School of Computer Science, University of Manchester, Manchester M13 9PL, UK.
Division of Informatics, Imaging and Data Sciences, Faculty of Biology, Medicine and Health, University of Manchester, Manchester M13 9PL, UK.
Bioinformatics. 2021 Nov 5;37(21):3788-3795. doi: 10.1093/bioinformatics/btab486.
The negative binomial distribution has been shown to be a good model for counts data from both bulk and single-cell RNA-sequencing (RNA-seq). Gaussian process (GP) regression provides a useful non-parametric approach for modelling temporal or spatial changes in gene expression. However, currently available GP regression methods that implement negative binomial likelihood models do not scale to the increasingly large datasets being produced by single-cell and spatial transcriptomics.
The GPcounts package implements GP regression methods for modelling counts data using a negative binomial likelihood function. Computational efficiency is achieved through the use of variational Bayesian inference. The GP function models changes in the mean of the negative binomial likelihood through a logarithmic link function and the dispersion parameter is fitted by maximum likelihood. We validate the method on simulated time course data, showing better performance to identify changes in over-dispersed counts data than methods based on Gaussian or Poisson likelihoods. To demonstrate temporal inference, we apply GPcounts to single-cell RNA-seq datasets after pseudotime and branching inference. To demonstrate spatial inference, we apply GPcounts to data from the mouse olfactory bulb to identify spatially variable genes and compare to two published GP methods. We also provide the option of modelling additional dropout using a zero-inflated negative binomial. Our results show that GPcounts can be used to model temporal and spatial counts data in cases where simpler Gaussian and Poisson likelihoods are unrealistic.
GPcounts is implemented using the GPflow library in Python and is available at https://github.com/ManchesterBioinference/GPcounts along with the data, code and notebooks required to reproduce the results presented here. The version used for this paper is archived at https://doi.org/10.5281/zenodo.5027066.
Supplementary data are available at Bioinformatics online.
负二项分布已被证明是一种很好的模型,可以用于从批量和单细胞 RNA 测序(RNA-seq)中获得的计数数据。

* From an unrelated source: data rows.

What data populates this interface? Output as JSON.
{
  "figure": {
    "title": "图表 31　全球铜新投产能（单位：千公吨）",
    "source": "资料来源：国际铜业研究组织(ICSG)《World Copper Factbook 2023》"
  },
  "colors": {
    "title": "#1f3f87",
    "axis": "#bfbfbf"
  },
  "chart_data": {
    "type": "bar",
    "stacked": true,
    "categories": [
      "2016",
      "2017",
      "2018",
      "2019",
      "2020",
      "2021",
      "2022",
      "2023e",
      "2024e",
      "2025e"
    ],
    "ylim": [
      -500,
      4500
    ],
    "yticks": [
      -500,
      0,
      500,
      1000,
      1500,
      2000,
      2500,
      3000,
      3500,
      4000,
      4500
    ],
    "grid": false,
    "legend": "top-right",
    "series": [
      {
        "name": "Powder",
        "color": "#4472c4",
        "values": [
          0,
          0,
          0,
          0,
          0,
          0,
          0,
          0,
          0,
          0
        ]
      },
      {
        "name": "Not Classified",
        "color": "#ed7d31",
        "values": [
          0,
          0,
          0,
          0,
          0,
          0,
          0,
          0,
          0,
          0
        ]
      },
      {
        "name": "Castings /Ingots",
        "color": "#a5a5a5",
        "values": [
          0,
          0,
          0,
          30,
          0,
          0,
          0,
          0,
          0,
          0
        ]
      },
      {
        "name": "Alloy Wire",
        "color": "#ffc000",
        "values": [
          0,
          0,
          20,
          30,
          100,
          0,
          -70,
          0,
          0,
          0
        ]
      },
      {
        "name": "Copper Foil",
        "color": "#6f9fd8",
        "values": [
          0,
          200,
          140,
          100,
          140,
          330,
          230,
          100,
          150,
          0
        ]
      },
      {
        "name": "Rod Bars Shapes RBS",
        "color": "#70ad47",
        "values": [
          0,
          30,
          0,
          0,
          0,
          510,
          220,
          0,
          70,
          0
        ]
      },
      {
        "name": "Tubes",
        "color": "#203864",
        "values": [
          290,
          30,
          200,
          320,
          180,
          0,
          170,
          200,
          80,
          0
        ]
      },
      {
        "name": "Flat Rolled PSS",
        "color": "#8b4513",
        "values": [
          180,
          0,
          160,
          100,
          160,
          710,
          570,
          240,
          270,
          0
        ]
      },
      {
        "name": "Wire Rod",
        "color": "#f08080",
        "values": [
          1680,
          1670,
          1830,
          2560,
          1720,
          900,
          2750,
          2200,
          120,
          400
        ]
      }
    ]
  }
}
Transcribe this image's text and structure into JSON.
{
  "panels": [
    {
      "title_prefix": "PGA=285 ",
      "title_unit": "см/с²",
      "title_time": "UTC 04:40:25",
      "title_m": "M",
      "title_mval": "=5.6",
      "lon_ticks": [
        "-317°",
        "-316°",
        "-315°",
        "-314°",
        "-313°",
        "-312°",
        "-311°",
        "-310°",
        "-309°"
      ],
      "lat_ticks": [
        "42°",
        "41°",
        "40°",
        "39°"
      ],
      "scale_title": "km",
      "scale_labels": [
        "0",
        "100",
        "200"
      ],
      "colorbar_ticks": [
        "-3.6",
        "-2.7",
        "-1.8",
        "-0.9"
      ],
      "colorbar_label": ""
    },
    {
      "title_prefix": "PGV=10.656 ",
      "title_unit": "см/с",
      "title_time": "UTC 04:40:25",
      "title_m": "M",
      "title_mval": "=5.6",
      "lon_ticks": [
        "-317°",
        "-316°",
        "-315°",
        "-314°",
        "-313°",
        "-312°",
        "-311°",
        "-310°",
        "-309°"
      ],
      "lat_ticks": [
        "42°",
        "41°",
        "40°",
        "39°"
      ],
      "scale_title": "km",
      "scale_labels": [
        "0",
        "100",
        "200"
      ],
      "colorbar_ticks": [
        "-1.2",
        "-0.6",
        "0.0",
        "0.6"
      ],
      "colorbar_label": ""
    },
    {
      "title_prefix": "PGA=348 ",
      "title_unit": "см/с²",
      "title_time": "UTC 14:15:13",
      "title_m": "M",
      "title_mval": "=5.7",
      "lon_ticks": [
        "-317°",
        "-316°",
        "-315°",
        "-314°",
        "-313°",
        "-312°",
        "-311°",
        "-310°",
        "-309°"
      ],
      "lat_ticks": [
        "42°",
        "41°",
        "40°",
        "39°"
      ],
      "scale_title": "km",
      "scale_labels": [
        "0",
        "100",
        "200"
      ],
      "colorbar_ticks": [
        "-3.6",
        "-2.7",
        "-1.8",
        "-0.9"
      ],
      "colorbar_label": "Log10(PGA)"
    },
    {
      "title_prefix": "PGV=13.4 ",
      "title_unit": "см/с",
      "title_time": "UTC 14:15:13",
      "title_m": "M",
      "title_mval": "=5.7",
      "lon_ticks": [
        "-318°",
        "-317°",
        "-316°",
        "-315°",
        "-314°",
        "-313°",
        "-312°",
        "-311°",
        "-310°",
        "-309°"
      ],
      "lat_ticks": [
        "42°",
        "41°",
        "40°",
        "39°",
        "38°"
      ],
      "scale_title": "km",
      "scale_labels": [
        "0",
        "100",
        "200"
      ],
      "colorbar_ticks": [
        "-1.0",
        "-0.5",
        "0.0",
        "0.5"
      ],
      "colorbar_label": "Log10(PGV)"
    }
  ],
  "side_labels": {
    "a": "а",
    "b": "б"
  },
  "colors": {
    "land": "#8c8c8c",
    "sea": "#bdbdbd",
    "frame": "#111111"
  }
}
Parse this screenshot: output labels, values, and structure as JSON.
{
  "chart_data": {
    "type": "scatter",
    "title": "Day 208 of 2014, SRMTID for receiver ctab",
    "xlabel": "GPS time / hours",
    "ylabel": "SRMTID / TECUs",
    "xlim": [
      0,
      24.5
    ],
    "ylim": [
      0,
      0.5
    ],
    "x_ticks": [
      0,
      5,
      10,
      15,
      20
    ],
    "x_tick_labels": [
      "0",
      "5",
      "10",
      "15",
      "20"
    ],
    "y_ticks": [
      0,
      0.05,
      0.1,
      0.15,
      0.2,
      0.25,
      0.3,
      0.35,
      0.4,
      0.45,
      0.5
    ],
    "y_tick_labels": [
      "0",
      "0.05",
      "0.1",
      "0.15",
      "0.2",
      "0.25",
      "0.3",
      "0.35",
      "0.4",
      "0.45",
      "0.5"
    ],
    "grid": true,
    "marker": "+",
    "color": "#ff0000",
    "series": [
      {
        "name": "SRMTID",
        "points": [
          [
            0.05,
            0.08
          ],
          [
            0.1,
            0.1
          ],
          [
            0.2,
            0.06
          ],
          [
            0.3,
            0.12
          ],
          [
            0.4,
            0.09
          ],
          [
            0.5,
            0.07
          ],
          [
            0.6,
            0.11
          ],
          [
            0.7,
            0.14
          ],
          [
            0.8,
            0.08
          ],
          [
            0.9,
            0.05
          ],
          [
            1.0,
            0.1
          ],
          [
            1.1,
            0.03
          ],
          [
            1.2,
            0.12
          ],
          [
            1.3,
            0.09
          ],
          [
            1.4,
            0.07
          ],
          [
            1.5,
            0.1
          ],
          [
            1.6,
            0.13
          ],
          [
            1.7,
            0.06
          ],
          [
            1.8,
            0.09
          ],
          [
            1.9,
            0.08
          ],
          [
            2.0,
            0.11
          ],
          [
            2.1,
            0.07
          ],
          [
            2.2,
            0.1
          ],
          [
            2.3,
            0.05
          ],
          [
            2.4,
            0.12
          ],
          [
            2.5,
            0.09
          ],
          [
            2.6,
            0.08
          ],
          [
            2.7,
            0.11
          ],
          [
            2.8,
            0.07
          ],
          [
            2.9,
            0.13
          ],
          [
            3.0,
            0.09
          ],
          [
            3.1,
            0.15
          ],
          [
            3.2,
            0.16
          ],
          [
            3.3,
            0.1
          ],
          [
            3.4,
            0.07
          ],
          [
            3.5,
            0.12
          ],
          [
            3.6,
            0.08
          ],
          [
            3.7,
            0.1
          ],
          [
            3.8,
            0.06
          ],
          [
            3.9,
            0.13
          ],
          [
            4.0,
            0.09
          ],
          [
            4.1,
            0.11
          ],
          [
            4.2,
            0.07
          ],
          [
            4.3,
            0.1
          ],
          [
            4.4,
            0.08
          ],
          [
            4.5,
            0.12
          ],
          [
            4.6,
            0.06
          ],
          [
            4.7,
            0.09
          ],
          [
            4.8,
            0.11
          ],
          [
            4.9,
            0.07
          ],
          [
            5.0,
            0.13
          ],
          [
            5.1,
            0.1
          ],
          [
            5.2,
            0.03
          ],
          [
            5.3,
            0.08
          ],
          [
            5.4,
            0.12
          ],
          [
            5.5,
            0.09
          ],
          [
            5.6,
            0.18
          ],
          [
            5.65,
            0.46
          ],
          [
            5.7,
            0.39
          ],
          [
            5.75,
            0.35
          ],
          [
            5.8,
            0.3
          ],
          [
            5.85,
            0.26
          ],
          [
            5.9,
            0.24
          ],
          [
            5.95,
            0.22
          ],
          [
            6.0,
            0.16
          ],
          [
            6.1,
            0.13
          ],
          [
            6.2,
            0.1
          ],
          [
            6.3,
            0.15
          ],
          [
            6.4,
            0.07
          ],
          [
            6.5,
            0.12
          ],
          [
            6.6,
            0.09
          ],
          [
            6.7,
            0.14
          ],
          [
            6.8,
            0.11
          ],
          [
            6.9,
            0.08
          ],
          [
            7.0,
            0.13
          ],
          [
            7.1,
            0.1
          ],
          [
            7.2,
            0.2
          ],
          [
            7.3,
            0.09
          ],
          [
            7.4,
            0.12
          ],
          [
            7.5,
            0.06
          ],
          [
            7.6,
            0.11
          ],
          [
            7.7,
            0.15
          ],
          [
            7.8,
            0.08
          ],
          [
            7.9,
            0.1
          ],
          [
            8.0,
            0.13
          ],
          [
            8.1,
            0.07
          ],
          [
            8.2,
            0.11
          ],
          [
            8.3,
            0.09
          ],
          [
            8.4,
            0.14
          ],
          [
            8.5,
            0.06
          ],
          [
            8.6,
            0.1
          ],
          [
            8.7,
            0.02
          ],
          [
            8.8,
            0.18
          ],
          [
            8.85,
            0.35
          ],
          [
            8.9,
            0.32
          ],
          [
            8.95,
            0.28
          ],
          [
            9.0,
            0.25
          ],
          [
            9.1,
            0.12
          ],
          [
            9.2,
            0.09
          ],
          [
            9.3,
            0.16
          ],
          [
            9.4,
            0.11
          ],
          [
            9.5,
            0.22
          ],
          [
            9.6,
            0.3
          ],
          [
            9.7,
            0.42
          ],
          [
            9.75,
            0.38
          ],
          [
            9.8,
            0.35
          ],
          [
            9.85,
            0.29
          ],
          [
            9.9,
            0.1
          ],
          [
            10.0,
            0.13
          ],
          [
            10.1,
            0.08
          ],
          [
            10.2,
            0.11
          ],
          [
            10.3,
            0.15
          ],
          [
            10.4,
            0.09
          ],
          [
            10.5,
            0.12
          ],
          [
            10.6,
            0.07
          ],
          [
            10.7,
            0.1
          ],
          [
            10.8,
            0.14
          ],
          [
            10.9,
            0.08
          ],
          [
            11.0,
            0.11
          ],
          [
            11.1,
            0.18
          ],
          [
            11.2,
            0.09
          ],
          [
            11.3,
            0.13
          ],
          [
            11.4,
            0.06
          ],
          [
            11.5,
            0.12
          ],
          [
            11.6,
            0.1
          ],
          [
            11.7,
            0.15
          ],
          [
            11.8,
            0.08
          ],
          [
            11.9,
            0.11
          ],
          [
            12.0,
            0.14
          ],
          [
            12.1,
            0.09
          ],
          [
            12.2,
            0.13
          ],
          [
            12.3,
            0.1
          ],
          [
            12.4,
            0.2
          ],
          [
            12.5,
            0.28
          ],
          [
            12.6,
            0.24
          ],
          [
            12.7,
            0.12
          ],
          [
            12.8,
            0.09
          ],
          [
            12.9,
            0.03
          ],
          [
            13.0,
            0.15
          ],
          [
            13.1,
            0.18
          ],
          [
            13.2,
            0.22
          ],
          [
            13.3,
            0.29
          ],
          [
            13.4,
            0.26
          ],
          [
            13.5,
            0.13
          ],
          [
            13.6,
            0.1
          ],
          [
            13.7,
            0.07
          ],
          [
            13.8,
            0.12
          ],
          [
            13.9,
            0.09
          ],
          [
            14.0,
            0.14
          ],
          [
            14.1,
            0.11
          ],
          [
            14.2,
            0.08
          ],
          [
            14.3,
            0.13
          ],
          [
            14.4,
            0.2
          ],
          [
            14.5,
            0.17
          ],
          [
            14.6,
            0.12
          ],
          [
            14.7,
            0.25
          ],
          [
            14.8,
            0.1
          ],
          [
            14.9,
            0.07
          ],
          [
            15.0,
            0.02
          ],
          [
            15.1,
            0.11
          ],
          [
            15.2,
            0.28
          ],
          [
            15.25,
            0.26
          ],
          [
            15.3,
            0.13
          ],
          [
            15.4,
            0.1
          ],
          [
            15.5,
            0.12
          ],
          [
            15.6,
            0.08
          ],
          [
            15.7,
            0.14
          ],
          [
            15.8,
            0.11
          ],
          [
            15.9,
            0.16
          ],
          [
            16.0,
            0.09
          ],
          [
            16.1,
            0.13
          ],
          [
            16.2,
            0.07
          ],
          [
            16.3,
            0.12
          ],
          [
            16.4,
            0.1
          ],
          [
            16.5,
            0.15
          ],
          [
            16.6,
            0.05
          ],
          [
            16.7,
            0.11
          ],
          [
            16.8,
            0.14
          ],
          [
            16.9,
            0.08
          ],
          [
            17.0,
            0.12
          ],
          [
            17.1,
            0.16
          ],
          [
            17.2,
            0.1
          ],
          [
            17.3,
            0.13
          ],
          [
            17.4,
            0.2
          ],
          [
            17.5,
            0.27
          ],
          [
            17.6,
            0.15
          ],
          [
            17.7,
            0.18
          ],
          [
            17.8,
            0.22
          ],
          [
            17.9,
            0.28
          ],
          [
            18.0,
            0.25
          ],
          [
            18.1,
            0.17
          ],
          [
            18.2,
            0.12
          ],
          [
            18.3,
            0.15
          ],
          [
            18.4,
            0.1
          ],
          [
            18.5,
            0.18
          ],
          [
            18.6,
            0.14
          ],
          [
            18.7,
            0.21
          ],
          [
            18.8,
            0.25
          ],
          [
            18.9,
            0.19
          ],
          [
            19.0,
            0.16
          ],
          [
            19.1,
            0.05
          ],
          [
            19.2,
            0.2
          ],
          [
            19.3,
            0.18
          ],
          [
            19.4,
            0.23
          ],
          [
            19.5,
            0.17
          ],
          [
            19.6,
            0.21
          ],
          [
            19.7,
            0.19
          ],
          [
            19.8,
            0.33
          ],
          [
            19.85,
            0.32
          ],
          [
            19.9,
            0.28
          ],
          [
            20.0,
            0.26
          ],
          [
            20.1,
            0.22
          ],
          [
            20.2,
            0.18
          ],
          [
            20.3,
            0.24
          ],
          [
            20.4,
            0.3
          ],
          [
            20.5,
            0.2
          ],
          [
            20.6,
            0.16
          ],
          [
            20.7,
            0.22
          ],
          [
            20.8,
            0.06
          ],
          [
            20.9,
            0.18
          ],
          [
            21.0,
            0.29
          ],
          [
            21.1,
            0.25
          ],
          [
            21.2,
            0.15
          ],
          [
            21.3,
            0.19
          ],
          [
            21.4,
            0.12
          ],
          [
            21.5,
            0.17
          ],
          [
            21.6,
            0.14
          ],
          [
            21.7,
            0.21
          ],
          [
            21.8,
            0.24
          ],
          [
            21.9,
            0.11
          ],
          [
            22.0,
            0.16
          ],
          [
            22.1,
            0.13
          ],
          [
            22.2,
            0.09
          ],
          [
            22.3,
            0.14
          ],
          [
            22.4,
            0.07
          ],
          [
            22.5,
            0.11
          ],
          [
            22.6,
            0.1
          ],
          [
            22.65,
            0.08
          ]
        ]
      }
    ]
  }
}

高斯过程(GP)回归为建模基因表达的时间或空间变化提供了一种有用的非参数方法。然而,目前可用的实现负二项式似然模型的 GP 回归方法不适用于单细胞和空间转录组学产生的越来越大的数据集。
GPcounts 包实现了使用负二项式似然函数对计数数据进行 GP 回归的方法。通过使用变分贝叶斯推断,实现了计算效率。GP 函数通过对数链接函数对负二项式似然的均值进行建模,通过最大似然法对离散参数进行拟合。我们在模拟时间序列数据上验证了该方法,结果表明,与基于高斯或泊松似然的方法相比,该方法能够更好地识别过分散计数数据中的变化。为了演示时间推断,我们在经过拟时间和分支推断后,将 GPcounts 应用于单细胞 RNA-seq 数据集。为了演示空间推断,我们将 GPcounts 应用于来自小鼠嗅球的数据,以识别空间变化的基因,并与两种已发表的 GP 方法进行比较。我们还提供了使用零膨胀负二项式对额外缺失值进行建模的选项。我们的结果表明,在简单的高斯和泊松似然不切实际的情况下,GPcounts 可用于对时间和空间计数数据进行建模。
GPcounts 使用 Python 中的 GPflow 库实现,并可在 https://github.com/ManchesterBioinference/GPcounts 上获得,同时还提供了重现本文中呈现的结果所需的数据、代码和笔记本。本文使用的版本归档在 https://doi.org/10.5281/zenodo.5027066。
补充数据可在 Bioinformatics 在线获得。